Another reason this article made me a little bit giddy was that it mentioned a forthcoming biography of Madeleine L'Engle by children's literature historian Leonard Marcus. You can go ahead and add that to my personal most-anticipated books of 2012 list!
The Academy Award nominations were announced this week, and you'd have to be living under a rock to miss the fact that many of the movies were based on books. Or, as this blog post from The Guardian puts it: "Oscars' big winners will be books: Literary adaptations look set to sweep the board in Hollywood this year." We'll post more about the year's biggest books-to-film closer to the Academy Awards, but for now tell us: Which was your favorite adaptation?

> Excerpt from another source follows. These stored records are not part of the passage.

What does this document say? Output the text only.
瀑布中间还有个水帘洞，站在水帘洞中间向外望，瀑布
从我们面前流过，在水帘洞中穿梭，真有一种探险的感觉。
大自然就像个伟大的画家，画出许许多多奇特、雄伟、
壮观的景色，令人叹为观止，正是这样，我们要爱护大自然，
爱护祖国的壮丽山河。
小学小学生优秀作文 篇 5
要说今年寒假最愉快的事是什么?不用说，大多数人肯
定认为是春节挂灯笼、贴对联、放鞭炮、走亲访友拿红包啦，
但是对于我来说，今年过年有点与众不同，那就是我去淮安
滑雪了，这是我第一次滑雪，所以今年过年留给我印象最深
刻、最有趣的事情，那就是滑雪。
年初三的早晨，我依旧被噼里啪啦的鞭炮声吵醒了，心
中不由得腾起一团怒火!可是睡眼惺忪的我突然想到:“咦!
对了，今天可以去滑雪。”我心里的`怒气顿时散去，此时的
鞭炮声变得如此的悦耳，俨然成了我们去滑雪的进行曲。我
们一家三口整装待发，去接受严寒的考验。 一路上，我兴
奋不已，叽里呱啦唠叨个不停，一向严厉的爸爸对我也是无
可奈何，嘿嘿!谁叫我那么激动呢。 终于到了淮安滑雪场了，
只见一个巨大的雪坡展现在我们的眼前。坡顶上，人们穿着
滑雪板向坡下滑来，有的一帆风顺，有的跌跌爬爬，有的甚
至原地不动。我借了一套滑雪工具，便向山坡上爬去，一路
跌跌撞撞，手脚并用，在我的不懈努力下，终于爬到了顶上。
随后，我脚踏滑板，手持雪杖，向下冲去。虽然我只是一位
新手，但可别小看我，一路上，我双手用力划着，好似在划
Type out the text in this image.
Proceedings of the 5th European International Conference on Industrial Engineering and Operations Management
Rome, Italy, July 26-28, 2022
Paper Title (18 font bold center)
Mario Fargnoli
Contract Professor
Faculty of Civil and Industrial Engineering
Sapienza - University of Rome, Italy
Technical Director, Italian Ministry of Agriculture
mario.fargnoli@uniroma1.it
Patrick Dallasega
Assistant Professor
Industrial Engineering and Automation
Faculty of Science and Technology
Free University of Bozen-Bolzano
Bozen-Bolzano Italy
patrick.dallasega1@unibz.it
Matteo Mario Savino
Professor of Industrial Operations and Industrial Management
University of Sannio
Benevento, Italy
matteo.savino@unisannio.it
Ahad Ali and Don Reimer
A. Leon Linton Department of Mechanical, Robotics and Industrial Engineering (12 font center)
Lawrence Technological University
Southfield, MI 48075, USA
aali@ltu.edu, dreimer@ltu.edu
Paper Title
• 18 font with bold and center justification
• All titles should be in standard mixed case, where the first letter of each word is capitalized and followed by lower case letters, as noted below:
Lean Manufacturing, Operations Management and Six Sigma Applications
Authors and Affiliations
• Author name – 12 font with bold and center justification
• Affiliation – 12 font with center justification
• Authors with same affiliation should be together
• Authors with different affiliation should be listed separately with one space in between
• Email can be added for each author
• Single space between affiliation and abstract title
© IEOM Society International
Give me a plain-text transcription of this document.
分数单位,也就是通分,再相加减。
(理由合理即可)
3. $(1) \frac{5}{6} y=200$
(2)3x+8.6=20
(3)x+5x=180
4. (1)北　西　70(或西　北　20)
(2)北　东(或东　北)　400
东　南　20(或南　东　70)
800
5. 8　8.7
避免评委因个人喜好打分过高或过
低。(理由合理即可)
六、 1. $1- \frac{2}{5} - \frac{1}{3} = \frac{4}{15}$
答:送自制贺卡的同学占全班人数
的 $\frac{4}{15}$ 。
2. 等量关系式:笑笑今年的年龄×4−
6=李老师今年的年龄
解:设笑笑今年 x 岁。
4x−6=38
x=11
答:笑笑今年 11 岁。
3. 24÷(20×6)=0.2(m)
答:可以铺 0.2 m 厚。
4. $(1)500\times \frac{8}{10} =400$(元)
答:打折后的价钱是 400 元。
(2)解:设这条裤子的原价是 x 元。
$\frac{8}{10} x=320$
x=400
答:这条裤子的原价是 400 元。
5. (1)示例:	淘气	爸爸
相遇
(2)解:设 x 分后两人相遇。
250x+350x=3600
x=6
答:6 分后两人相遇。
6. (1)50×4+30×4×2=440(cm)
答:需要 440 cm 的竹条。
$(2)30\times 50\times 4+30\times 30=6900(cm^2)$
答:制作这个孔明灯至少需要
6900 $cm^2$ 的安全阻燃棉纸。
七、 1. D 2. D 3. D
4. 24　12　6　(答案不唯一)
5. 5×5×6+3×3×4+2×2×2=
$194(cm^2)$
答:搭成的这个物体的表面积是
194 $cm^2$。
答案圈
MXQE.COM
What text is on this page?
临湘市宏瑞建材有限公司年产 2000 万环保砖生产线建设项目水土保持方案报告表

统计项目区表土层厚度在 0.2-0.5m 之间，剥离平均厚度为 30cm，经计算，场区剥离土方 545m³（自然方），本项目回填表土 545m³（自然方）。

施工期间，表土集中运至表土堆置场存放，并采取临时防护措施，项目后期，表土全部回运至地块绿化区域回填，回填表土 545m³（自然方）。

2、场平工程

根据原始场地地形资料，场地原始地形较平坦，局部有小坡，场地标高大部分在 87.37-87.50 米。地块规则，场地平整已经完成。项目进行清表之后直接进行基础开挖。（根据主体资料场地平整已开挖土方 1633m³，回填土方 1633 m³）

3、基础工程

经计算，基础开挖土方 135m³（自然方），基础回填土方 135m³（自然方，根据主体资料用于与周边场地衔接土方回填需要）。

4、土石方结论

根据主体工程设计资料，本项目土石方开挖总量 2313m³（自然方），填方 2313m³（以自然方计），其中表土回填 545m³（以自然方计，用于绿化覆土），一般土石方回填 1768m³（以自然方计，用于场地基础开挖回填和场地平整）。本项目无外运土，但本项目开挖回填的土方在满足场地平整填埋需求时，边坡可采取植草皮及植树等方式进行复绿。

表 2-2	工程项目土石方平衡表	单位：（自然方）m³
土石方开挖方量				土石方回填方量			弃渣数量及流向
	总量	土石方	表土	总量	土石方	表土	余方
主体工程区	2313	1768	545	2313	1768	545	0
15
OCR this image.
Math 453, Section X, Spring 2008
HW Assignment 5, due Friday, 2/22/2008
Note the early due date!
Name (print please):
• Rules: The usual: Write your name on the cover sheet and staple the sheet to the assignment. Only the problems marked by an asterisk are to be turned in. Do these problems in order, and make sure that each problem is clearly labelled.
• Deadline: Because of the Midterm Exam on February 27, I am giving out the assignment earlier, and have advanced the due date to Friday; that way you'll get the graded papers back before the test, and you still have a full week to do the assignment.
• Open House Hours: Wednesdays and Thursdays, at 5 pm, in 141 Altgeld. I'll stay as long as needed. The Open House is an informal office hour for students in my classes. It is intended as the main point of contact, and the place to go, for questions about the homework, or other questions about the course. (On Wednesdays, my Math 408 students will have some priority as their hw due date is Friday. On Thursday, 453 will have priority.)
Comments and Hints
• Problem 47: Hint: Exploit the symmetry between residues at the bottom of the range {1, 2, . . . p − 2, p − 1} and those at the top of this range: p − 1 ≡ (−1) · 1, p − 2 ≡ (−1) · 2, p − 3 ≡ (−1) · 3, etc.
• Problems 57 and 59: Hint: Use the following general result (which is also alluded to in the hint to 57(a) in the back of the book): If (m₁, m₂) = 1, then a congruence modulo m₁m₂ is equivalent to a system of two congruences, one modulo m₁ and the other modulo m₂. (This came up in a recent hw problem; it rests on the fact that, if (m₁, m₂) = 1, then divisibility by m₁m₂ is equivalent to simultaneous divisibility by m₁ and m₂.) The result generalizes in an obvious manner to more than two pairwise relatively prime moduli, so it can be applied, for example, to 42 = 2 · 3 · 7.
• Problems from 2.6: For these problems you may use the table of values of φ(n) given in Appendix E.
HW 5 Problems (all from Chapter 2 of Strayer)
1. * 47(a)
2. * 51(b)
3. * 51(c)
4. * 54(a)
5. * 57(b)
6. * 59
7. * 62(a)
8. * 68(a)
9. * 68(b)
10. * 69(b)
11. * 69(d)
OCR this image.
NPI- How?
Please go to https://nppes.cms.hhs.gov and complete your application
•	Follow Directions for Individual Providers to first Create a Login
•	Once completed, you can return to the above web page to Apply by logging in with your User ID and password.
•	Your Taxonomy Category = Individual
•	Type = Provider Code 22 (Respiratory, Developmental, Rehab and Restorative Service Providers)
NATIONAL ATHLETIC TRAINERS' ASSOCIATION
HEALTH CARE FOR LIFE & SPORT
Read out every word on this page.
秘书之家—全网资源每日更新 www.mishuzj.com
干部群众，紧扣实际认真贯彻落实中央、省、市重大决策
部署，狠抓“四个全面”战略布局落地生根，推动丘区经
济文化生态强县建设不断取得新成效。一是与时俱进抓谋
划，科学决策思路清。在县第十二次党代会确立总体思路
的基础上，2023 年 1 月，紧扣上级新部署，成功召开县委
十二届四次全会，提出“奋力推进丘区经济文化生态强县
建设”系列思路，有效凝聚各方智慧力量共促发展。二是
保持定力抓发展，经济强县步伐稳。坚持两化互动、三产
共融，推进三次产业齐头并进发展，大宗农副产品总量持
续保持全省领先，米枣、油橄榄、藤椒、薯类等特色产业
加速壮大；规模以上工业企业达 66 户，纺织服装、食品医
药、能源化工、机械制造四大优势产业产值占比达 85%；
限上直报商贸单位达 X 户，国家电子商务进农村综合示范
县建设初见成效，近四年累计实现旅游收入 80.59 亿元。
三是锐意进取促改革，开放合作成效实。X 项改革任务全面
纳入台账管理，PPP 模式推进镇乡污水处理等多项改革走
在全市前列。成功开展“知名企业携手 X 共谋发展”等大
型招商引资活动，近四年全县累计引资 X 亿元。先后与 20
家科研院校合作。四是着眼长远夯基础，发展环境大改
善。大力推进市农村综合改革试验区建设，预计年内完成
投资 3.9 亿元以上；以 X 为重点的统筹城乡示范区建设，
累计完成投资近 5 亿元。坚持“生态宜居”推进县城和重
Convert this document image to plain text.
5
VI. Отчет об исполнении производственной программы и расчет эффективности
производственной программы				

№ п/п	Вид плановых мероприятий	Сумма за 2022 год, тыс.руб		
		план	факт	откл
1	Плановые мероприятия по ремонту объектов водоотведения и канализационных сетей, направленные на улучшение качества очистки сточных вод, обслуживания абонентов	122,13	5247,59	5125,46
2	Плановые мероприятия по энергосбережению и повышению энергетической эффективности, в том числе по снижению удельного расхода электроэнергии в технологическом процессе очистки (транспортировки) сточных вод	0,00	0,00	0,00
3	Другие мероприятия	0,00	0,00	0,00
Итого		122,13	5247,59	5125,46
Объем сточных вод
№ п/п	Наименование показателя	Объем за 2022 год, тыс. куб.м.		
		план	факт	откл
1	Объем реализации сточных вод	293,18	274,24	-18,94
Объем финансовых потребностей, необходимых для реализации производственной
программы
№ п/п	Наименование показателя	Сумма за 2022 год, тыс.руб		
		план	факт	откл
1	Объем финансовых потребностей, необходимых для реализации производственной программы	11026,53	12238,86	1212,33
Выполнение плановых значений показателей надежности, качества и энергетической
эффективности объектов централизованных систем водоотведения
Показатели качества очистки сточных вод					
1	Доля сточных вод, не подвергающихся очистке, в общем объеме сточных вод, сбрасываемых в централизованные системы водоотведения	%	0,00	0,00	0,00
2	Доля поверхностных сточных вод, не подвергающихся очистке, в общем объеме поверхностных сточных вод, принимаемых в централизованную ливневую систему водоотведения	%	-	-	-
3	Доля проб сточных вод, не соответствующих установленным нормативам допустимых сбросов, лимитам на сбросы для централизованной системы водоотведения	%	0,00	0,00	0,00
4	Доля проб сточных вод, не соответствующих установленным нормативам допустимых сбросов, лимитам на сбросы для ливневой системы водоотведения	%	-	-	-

The final major news item of the week was that the Youth Media Awards were announced, including winners and honorees for the Newbery, Caldecott and Printz Awards. (We interviewed two of the authors here.) Popular children's lit blogger (and librarian) Betsy Bird posted a wonderful "post-game recap" of the awards announcement on her blog, A Fuse #8 Production. One excellent point she makes is that the Newbery win for Jack Gantos was somewhat surprising because it's such a funny book, when previous winners have been much more on the earnest side of things. Read more about Gantos' Dead End in Norvelt on BookPage.com, and continue reading Bird's post here.
Happy Friday, readers! What are you reading this weekend? Do you have any links to share?
Novelist Beth Hoffman, whose debut, Saving Cee Cee Honeycutt, was a reader favorite of 2010, has shared an excerpt from her second novel on her website. We hear that Looking for Me will be published in early 2013.
Upon the publication of Jonathan Franzen's Freedom, BookPage reader favorite Jennifer Weiner suggested that the New York Times reviews male authors more often than female authors (and takes them more seriously, overall). This week, more than a year after Freedom, Weiner published a blog post that analyzes the Times' review record. Find the numbers here—her main conclusion is that, yes, the Times is doing better . . . but they still have a long way to go.
Yesterday was Edgar Allen Poe's birthday, but it seems the "Poe toaster"—the unidentified individual who, for more than 50 years, left a bottle of cognac and 3 roses on the poets grave—has given up the ghost. After the mysterious toaster failed to appear for the third year in a row on Wednesday night, the curator of the Edgar Allan Poe House and Museum has pronounced the tradition over. "What I'll miss most is the excitement of waiting to see if he's going to show up," he told the Baltimore Sun.
You would have had to be living under a rock for the past few days to have missed the news about SOPA (the Stop Online Piracy act) and PIPA (the PROTECT IP Act)—the controversial bills that would fight online piracy. Given the many millions of dollars of profit that are lost when books, movies and music are stolen online, a bill to stop that sounds like great idea . . . but many tech companies (like Wikipedia and Google) believe that these particular laws are too broad and that enforcing them would constitute Internet censorship and violate the First Amendment. Wikipedia was among the many sites that went black on Wednesday to protest the bills.
Literary agent Kristin Nelson has published a helpful blog post that rounds up a links from experts explaining the issues. She writes: "Despite the backing of almost every major publisher, I do believe that both Acts overreach in their scope and there will be serious ramifications if passed."